Ekspektasi Besar Masyarakat kepada Nakhoda Baru MK
Suhartoyo terpilih menjadi ketua MK secara musyawarah mufakat. Ia diharapkan memulihkan kepercayaan publik terhadap MK.
Oleh
Tim Kompas
·4 menit baca
JAKARTA, KOMPAS — Harapan besar dicurahkan kepada Suhartoyo yang dipilih secara musyawarah mufakat dalam rapat permusyawaratan hakim konstitusi, Kamis (9/11/2023), untuk menjadi nakhoda Mahkamah Konstitusi dalam meraih kembali kepercayaan publik. Dalam jangka pendek, Suhartoyo dan hakim konstitusi lain diharapkan cepat memutus perkara uji materi usia capres dan cawapres.
Ada pula ekspektasi, MK melakukan pembenahan holistik guna mencegah problem terkait putusan yang membuat masyarakat gonjang-ganjing.
Sembilan hakim konstitusi menggelar rapat permusyawaratan hakim (RPH) tertutup, Kamis pagi. Dalam RPH yang dipimpin Wakil Ketua MK Saldi Isra, muncul dua nama yang dicalonkan, yakni Saldi Isra dan Suhartoyo.
Sembilan hakim konstitusi sepakat memberi kesempatan kepada Saldi dan Suhartoyo untuk berdiskusi, memutuskan siapa yang akan menjadi ketua dan wakil ketua.
”Sembari melakukan refleksi, kami berdua, dengan dorongan dan semangat memperbaiki MK, setelah beberapa kejadian terakhir, sampai pada putusan bahwa yang menjadi Ketua MK ke depan Doktor Suhartoyo. Saya tetap menjalankan tugas sebagai wakil ketua,” ujar Saldi.
Menurut rencana, pengambilan sumpah Ketua MK dilaksanakan pada Senin (13/11/2023).
Pemilihan Ketua MK ini merupakan pelaksanaan perintah Majelis Kehormatan MK yang mencopot Anwar Usman akibat pelanggaran etik berat. MKMK menyatakan, Anwar Usman yang menjabat ketua pada saat itu terbukti memiliki benturan kepentingan dalam penanganan perkara 90.
Putusan perkara 90 membuka jalan bagi Gibran Rakabuming Raka, Wali Kota Surakarta yang juga kemenakan Anwar, untuk menjadi bakal calon wakil presiden.
Saldi mengatakan, ia dan Suhartoyo telah berdiskusi terkait situasi yang terjadi di MK. Kepemimpinan di MK mendatang diharapkan berjalan kolektif yang dikomandoi dwitunggal. Suhartoyo sudah berada di MK selama hampir delapan tahun, sedangkan Saldi 6,5 tahun.
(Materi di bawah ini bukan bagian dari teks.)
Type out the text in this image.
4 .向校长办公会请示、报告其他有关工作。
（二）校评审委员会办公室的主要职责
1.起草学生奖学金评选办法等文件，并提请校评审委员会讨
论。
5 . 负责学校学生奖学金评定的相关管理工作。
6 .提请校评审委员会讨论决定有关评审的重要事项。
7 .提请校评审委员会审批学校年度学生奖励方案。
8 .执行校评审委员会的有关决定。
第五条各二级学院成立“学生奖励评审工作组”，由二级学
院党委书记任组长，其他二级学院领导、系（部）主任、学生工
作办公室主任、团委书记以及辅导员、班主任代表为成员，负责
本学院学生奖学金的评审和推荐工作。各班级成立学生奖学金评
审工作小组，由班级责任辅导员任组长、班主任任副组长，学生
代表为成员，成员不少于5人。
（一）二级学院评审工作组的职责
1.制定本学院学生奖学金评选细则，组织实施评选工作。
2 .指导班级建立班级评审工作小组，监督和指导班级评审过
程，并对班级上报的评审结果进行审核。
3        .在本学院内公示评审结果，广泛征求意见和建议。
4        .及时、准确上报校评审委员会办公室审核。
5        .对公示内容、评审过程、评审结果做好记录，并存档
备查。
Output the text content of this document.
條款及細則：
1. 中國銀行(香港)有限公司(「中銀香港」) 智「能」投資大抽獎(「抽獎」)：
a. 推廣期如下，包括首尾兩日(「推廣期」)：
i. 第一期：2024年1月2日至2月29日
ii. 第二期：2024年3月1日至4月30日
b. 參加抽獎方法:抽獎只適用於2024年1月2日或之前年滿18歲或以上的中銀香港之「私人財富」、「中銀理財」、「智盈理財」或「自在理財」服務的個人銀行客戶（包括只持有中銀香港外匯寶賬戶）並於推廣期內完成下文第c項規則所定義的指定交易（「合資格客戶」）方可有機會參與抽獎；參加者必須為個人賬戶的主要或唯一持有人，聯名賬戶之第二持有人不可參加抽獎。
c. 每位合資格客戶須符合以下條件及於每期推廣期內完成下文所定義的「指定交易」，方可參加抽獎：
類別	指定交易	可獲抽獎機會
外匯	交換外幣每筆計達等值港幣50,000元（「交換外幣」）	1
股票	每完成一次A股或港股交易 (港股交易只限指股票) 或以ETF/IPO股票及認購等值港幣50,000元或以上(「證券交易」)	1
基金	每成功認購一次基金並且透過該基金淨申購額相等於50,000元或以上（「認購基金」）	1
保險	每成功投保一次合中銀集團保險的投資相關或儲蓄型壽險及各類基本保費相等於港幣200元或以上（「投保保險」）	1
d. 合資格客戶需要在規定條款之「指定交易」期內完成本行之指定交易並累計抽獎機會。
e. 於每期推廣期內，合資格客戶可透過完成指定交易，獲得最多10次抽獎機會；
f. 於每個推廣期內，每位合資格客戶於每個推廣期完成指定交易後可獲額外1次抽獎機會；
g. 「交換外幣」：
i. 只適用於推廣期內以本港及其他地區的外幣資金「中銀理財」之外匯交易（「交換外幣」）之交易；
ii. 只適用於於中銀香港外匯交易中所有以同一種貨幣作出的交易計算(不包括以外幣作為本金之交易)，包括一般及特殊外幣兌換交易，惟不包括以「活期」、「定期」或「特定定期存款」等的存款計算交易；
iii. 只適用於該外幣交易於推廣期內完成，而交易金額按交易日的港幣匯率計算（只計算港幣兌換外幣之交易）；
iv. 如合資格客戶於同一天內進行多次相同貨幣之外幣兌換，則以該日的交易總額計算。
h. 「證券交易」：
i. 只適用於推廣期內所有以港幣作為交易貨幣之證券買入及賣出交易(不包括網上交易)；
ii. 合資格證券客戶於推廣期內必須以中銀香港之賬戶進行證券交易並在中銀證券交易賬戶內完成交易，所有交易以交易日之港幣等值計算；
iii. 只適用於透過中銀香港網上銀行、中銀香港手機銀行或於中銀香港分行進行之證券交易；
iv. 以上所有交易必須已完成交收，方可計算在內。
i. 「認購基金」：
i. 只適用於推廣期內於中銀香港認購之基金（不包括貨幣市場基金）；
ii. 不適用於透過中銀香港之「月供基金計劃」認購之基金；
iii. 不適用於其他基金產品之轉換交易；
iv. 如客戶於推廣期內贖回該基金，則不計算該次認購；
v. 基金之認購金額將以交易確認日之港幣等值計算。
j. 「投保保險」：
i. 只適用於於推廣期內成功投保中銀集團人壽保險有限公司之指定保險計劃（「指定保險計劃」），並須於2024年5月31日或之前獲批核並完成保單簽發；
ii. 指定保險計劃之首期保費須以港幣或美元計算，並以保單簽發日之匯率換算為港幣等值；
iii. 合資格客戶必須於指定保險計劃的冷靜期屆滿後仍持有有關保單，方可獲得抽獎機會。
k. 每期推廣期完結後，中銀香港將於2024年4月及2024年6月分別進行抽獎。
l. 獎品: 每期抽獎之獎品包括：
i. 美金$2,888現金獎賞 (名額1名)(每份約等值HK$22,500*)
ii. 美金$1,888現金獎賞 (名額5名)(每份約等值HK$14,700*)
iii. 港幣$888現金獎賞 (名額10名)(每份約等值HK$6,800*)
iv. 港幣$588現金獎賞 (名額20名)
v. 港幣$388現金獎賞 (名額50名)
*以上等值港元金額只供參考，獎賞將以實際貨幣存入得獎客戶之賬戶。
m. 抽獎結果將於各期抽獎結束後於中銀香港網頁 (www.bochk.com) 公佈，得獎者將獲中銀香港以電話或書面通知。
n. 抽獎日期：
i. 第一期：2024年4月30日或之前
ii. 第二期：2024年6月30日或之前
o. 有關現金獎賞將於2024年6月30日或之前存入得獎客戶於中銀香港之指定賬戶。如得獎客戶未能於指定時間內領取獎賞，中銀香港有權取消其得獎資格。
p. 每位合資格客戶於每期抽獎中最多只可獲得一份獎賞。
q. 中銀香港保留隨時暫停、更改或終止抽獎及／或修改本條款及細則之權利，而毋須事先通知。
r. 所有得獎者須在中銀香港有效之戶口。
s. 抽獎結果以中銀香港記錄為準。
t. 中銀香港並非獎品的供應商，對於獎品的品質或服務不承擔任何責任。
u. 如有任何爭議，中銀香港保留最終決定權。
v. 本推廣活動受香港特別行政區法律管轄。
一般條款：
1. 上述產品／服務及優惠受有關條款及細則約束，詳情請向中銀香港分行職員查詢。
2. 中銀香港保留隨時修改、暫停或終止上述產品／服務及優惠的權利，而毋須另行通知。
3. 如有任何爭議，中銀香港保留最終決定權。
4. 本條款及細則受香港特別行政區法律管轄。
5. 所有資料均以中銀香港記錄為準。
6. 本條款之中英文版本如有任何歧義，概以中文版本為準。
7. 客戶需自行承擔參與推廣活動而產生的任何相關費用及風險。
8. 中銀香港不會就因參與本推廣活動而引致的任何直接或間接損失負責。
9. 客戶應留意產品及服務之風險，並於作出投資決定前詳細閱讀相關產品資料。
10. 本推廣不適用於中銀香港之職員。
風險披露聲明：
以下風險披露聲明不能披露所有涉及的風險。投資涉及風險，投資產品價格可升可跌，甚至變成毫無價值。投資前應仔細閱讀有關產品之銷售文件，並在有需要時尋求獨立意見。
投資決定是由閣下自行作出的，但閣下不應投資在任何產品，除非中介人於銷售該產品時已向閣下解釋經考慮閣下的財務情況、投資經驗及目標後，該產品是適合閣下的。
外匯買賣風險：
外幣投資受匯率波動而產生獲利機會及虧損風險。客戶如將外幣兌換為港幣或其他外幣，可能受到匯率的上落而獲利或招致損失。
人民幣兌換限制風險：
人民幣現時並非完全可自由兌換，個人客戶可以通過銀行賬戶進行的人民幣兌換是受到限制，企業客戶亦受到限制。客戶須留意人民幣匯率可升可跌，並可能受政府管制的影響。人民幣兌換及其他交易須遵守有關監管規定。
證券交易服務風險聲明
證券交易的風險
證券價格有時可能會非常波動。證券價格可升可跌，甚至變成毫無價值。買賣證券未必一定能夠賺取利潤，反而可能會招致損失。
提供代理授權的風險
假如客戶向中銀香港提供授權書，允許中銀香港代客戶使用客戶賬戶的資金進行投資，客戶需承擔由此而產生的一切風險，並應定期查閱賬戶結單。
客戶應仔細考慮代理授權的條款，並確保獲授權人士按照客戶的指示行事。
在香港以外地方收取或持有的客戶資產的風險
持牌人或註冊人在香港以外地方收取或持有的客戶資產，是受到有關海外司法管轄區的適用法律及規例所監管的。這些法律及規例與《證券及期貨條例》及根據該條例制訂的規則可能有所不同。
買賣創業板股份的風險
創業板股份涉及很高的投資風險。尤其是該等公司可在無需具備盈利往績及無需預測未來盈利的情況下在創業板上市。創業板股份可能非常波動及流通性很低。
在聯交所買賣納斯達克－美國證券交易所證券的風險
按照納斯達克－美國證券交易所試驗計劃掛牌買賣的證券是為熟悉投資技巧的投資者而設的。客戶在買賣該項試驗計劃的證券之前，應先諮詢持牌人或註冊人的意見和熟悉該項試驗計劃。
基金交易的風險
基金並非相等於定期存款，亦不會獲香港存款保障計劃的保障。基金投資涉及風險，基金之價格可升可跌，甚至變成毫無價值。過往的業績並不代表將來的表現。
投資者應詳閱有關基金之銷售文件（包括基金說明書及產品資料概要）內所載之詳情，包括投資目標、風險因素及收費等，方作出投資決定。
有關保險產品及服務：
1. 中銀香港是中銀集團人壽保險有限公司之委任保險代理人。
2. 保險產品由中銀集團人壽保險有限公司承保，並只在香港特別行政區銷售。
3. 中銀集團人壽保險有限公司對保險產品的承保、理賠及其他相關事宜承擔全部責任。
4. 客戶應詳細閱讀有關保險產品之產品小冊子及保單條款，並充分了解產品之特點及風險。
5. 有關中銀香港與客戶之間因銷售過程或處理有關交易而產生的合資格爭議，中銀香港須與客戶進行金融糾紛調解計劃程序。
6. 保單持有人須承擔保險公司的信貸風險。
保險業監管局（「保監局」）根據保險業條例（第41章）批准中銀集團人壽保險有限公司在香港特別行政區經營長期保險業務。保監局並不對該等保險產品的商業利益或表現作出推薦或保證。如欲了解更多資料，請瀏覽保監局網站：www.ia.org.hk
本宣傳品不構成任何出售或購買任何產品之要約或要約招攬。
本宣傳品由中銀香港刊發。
Suhartoyo mengatakan, belum bisa memberi komentar terhadap hal substansial. Ia harus menunggu hingga dilantik sebagai Ketua MK. ”Semangat kami berdua sama bahwa yang sekiranya di MK itu dipandang ada yang tidak baik, tentu kami perbaiki bersama, termasuk bersama hakim lain,” ujarnya.
Wakil Presiden Ma’ruf Amin berharap MK lebih baik sesuai harapan masyarakat. ”Tak ada gonjang-ganjing lagi. Semua mengharapkannya,” katanya.
Pengujian cepat
Kuasa hukum perkara Nomor 141/2023 yang menguji kembali Pasal 169 huruf q UU No 7/2017 tentang Pemilu, terkait syarat batas usia minimal, Viktor Santoso Tandiasa, memiliki ekspektasi tinggi terhadap Suhartoyo. Ia merujuk rekam jejak putusan-putusan Suhartoyo yang konsisten membela kepentingan masyarakat dan melawan kepentingan penguasa.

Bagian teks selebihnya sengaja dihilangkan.